The theme for this week’s set of readings sets us up with an interesting contrast: what is the difference between “old” and “new” social media? Do we use social media differently now because of its immediacy and availability? And if we do, does this mean we are using it for social “good”, like we’d always thought we could?
In Standage’s historical analysis of the implementation and public reaction to the first transatlantic telegraph, he emphasizes the feeling of hope the new communication method created among the public and the excitement that came with connecting the “new” and “old” world. This feeling was referred to as the first step on the quick route to breaking social barriers and encouraging peaceful relationships. In chapter 1, he recalls a public sentiment that “the electric telegraph would make muskets into candlesticks”. There was a sense of optimism that humanity would be united through a wire laid across the sea, which was accepted even after the telegraph system was proven to be flawed and relatively useless, and mostly only used by a small sect of the public.
A similar sentiment connected the rise of the internet and a potential social revolution. The idea that people will use “new” social media for public debate, and organize themselves for a cause is showcased in this short advertisement: Three Little Pigs story that uncovers a “truth” and inspires social change. While we know that a news story and the public debate that ensues does not translate to anything like the outcomes in the video, it does display some of the hope that ordinary people shape what the “real story is” and have the power to potentially create reform.

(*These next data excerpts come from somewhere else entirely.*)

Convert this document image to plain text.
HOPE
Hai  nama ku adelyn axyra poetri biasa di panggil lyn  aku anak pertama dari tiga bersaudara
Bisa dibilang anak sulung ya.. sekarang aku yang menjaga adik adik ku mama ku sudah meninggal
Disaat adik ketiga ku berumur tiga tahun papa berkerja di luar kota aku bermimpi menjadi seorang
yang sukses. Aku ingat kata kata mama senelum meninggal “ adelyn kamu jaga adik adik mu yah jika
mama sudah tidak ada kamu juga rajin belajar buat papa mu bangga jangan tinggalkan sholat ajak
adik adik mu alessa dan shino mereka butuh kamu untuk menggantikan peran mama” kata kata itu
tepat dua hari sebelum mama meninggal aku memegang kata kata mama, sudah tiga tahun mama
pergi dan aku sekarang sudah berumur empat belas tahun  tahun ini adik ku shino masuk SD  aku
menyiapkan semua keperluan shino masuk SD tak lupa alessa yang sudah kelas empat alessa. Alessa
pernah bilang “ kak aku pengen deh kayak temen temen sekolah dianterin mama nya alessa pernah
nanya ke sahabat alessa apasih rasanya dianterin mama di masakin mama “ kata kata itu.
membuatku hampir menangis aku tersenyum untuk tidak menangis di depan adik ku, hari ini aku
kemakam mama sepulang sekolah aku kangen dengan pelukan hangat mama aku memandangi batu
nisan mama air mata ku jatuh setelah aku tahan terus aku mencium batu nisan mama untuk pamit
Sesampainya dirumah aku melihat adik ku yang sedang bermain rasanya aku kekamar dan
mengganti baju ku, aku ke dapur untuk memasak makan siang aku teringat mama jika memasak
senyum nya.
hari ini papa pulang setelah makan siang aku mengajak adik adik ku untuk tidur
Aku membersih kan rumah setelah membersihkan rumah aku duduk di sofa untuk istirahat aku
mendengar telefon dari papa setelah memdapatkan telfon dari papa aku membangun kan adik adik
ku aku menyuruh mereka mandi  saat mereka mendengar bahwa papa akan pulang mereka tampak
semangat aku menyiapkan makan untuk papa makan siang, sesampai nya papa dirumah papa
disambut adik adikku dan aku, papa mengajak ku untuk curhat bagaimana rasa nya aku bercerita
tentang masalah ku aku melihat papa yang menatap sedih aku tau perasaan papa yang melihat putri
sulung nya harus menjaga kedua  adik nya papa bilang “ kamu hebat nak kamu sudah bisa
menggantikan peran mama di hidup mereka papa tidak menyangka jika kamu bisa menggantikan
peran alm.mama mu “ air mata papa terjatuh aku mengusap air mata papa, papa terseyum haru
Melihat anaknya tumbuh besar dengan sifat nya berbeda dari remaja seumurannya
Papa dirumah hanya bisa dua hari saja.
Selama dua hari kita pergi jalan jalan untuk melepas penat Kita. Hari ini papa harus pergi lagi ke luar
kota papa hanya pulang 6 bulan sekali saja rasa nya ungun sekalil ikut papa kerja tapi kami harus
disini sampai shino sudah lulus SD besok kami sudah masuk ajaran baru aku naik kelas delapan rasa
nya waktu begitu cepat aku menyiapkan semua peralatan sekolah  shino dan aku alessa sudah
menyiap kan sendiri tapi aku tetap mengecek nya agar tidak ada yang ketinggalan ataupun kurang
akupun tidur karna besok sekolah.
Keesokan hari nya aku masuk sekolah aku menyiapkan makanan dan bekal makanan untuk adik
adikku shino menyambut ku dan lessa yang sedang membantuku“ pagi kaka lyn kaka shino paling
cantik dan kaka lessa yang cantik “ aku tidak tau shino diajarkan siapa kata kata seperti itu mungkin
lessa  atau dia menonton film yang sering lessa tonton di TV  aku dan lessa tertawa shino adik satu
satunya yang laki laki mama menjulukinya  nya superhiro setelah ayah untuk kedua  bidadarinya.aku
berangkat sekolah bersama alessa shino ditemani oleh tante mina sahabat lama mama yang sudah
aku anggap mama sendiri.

In the Glaisyer article, he points out that the emerging communications technology has the possibility to empower and open up communication in countries where political expression is likely constrained. He suggests that what makes it different from old social media is its availability to not only bureaucrats and civil servants, but ordinary people. Aside from the physical structures of the new media, perhaps this is the factor that stands out as the biggest transition point between old and new social media. The way that we see the world has also been transformed, because the “whole world” connection that was created through the telegraph was only a connection across the Atlantic Ocean. It is interesting to think about who the public thought of as possible change-makers in history, and what countries were included in this strive to “world peace”. Now, the increased visibility has reached many more places in the world, and our idea of who can be an activist or a drive for social change has been transformed entirely. In this way, new media is empowering.
My question for the class is: Have you ever engaged in public debate on social media? If so, did you ever take action beyond what you read or wrote? If not, what kind of news story would inspire you to do so? Can you think of an example (maybe on our campus) where a public debate came from social media, and any changes were made as a result?